I'm not stuck yet, but I think I might print this out and make myself read it once in awhile in case I am tempted ... :-)

Selena said...

The timing of this post is wonderful. It's something I have been struggling with lately. I hope you don't mind but I'm going to share this post with others because I think it's something that everyone needs to be mindful of. We so often get stuck thinking one way about people and it's nice to have a reminder once in a while that we need to forget preconceived ideas and look at the here and now.

Colleen said...

Dear Dave:

I agree with Tamara, this is something that I need to re-read once in a while so that I am not stuck. I love what you said about Joe being too interesting a man to be thought about in that way. I have to remember this about my spouse too.
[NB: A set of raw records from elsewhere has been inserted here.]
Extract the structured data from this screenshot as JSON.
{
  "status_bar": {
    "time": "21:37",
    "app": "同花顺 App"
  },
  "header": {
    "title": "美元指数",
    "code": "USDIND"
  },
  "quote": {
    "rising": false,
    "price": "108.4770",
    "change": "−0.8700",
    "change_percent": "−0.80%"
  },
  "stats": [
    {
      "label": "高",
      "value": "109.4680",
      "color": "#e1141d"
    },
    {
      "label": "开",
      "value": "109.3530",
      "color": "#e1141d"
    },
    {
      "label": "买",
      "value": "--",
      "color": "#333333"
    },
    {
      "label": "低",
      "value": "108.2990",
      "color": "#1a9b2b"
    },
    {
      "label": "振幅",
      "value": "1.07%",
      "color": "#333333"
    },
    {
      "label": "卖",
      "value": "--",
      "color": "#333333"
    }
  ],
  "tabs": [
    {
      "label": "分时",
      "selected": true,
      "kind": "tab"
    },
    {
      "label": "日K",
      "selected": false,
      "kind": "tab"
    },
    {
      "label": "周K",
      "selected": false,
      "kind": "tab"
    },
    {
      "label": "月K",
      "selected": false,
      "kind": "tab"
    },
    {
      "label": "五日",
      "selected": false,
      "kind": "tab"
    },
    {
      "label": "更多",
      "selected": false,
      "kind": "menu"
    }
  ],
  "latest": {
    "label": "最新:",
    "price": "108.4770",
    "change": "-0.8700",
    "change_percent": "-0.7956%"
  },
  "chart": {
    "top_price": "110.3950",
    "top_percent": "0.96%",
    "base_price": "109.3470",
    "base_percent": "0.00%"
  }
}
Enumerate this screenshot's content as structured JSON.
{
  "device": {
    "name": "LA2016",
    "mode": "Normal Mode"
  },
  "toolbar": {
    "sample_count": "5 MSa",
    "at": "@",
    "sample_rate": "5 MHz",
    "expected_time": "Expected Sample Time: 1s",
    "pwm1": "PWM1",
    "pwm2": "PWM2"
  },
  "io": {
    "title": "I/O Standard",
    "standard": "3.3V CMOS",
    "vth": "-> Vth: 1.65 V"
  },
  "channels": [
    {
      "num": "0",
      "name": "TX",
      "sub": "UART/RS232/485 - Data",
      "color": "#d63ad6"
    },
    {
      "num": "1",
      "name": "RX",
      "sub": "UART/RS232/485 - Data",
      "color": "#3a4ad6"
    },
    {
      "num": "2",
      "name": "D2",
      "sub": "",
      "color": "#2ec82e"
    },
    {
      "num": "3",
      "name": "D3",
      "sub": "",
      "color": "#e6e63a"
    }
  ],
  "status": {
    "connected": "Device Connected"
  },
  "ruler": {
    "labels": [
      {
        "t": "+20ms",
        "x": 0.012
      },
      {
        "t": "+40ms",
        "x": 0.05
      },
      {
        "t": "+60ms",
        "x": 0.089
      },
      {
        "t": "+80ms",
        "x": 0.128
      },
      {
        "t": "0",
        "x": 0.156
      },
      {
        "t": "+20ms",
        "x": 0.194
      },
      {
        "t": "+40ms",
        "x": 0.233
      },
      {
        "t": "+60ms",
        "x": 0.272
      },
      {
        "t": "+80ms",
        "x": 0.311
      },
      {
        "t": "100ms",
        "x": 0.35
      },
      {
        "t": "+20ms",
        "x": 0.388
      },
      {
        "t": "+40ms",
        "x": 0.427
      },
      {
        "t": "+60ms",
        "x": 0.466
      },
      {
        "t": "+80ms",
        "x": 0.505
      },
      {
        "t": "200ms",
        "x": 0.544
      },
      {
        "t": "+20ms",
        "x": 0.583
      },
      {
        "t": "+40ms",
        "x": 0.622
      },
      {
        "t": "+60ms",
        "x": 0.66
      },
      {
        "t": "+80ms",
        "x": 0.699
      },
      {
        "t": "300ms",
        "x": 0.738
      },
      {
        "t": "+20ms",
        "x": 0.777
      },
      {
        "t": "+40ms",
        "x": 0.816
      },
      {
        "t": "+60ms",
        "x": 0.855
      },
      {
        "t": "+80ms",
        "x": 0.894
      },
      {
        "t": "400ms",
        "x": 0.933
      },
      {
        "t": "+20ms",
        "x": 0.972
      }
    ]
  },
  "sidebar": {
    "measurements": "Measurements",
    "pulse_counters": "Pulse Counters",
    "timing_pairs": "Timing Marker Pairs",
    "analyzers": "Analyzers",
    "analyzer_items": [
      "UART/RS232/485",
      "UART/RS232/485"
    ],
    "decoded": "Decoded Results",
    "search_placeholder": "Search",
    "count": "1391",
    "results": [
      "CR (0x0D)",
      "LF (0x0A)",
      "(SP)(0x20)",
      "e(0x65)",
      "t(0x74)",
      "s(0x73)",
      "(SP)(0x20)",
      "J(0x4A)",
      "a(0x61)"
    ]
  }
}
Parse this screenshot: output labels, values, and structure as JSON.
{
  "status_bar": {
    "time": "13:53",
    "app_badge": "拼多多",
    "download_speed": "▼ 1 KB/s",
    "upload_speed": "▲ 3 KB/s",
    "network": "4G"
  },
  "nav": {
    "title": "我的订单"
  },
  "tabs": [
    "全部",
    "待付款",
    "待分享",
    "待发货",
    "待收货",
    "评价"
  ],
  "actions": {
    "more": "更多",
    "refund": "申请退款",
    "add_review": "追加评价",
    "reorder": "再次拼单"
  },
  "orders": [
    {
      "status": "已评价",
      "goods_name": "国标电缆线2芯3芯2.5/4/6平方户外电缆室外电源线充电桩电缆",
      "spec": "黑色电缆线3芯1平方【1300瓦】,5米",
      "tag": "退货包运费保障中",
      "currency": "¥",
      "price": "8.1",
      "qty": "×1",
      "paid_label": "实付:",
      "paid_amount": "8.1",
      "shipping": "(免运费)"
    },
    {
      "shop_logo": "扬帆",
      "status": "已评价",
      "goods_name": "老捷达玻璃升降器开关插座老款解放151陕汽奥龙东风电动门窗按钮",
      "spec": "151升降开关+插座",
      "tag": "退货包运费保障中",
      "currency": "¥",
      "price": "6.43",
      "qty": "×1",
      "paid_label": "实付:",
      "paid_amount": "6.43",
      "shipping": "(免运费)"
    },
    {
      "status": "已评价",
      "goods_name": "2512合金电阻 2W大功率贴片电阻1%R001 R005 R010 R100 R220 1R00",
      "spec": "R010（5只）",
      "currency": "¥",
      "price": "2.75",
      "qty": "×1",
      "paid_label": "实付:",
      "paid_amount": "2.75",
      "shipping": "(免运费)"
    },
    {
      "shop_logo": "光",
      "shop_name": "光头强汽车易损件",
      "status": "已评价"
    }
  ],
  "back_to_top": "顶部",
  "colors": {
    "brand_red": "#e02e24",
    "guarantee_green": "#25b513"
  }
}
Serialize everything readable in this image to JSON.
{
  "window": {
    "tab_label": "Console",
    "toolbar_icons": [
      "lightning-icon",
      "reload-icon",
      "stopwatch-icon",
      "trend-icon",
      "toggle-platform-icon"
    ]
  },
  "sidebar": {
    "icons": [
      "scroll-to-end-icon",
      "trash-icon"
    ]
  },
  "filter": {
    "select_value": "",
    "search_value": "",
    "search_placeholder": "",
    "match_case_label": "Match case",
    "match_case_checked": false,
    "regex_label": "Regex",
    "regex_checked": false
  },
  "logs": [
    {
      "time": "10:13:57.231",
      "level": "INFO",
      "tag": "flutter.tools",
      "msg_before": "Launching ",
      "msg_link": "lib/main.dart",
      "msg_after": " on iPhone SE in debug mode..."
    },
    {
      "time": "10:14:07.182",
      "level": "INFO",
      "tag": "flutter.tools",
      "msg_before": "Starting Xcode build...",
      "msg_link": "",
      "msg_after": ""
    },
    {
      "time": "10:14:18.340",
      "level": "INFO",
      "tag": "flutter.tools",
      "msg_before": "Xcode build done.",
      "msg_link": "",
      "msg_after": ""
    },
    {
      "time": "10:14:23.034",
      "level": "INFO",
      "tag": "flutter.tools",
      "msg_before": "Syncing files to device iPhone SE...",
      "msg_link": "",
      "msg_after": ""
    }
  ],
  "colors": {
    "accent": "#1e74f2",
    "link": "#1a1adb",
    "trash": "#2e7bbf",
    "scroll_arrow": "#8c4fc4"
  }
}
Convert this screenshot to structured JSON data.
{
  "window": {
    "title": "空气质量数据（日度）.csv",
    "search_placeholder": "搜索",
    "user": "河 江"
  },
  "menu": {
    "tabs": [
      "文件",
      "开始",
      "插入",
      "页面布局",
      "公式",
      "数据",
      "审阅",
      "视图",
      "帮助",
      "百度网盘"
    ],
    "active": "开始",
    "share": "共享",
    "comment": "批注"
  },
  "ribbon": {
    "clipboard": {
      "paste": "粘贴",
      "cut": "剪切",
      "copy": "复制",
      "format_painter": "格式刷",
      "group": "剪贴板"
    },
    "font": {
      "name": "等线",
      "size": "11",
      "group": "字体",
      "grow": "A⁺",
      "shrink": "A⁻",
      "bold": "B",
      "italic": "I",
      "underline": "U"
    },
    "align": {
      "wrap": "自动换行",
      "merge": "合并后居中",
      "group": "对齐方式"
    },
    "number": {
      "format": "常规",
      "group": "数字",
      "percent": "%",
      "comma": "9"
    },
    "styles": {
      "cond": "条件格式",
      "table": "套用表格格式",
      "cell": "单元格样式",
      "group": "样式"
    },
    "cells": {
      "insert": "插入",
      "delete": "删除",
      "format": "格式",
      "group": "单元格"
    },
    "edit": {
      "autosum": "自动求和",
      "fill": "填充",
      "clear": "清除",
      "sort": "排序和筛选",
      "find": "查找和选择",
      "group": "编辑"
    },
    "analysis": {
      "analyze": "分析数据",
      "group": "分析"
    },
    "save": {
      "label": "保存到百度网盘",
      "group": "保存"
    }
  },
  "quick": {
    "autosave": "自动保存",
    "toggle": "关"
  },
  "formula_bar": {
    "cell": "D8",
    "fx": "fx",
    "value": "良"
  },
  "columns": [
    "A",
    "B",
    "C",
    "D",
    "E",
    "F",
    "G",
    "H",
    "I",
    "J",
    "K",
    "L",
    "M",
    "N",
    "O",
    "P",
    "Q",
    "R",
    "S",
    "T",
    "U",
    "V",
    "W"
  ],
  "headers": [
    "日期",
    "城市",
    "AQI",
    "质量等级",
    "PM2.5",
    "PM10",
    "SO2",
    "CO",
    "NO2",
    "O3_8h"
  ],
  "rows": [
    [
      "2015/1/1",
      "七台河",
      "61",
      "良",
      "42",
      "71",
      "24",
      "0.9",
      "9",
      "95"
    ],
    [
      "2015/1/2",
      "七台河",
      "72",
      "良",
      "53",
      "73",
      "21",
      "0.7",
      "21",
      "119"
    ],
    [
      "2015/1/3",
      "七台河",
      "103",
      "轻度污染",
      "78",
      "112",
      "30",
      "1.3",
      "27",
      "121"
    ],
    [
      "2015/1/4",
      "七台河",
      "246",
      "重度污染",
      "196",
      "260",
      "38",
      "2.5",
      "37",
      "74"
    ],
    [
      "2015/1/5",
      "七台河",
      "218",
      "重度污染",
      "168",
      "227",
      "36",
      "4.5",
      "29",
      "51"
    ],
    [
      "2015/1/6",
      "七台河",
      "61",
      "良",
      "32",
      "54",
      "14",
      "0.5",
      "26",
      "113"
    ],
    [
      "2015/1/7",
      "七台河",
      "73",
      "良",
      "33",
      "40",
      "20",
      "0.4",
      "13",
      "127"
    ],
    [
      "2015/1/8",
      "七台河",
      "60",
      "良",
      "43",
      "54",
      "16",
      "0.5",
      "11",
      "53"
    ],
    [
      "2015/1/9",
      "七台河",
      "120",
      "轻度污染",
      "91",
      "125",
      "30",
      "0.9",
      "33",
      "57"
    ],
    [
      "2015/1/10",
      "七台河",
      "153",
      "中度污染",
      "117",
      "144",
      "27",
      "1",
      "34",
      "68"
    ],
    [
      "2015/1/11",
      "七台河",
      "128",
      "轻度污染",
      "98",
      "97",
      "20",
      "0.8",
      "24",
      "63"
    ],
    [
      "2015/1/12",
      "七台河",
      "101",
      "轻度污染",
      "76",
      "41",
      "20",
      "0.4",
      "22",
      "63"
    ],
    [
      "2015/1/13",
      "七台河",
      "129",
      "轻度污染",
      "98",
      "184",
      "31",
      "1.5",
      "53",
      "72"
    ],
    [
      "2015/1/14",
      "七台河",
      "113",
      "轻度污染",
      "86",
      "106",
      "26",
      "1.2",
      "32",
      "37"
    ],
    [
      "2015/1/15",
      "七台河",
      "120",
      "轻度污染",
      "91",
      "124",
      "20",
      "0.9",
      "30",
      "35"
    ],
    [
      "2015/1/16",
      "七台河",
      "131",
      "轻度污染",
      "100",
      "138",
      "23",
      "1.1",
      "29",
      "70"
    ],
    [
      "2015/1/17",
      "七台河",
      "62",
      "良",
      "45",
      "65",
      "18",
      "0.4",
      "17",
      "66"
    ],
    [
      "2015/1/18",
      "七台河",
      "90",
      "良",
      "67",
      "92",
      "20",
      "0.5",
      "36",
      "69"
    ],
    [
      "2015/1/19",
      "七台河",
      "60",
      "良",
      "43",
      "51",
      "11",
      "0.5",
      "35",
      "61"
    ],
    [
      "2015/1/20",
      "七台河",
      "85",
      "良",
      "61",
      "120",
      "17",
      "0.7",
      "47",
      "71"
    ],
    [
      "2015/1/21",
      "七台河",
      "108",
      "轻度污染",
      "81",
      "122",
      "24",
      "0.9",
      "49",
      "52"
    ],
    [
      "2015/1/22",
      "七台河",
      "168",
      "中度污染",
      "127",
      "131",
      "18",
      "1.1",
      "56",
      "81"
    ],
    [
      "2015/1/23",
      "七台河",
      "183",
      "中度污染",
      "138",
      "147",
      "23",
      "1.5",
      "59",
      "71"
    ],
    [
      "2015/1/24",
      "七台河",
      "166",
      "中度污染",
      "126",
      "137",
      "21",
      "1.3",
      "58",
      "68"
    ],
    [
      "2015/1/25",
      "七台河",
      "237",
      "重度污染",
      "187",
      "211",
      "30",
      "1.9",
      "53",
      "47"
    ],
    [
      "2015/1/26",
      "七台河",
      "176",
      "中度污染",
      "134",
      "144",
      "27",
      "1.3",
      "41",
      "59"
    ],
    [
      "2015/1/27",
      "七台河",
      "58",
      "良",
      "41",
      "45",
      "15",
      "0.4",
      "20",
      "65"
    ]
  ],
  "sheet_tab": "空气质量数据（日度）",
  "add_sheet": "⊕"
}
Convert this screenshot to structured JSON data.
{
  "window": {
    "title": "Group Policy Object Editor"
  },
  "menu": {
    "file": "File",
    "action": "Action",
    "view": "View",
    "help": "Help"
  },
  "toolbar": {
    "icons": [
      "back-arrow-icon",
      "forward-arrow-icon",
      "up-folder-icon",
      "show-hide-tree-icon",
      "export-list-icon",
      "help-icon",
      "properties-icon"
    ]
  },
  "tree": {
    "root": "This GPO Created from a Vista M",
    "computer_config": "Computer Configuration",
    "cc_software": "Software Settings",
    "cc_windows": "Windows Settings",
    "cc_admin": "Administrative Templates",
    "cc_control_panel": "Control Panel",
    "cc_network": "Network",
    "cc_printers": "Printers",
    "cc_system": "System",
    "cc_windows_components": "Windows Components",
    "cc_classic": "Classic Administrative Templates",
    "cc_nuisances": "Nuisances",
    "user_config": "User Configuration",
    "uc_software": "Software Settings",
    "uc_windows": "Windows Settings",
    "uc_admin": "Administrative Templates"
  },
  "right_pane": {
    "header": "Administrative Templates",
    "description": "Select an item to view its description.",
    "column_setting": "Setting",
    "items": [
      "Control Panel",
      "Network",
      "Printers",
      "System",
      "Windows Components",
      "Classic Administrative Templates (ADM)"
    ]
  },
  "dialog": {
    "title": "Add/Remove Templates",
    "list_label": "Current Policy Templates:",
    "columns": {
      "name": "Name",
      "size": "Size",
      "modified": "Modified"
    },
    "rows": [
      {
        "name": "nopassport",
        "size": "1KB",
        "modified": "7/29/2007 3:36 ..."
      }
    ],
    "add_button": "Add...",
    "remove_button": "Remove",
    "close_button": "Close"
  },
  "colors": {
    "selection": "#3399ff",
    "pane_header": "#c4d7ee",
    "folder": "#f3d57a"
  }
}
While reading about the parents though I did have a thought about what gets parents to that place where they are stuck in the ways that they think of their child. And I wonder what kind of things these parents have had to fight for, for their son. Often parents have had to fight for the very life of this child, have had to reel from the rejection of close family members, have had to fight for their child to have access to and belong in the ordinary things that we all take for granted like neighbourhood school or Boy Scouts. I think sometimes there is a trauma to the parents and that results in overprotection. It is scary to really see how vicious others can be to this child whose vulnerability becomes so terribly apparent. I wonder if that is how parents get stuck. I don't know how you get over that enough to see the beauty of what your child has become but you are so right Dave - you do have to, or you are stuck and so is the child. At some point you have to trust in the strength and resilience of that person.

Colleen

Wordshurtorheal said...

Just had a similar conversation about this very issue yesterday. And not just as parents but as a "support group" getting stuck in the same literature of milestones and commonalities. We are not our diagnosis. We are so much more.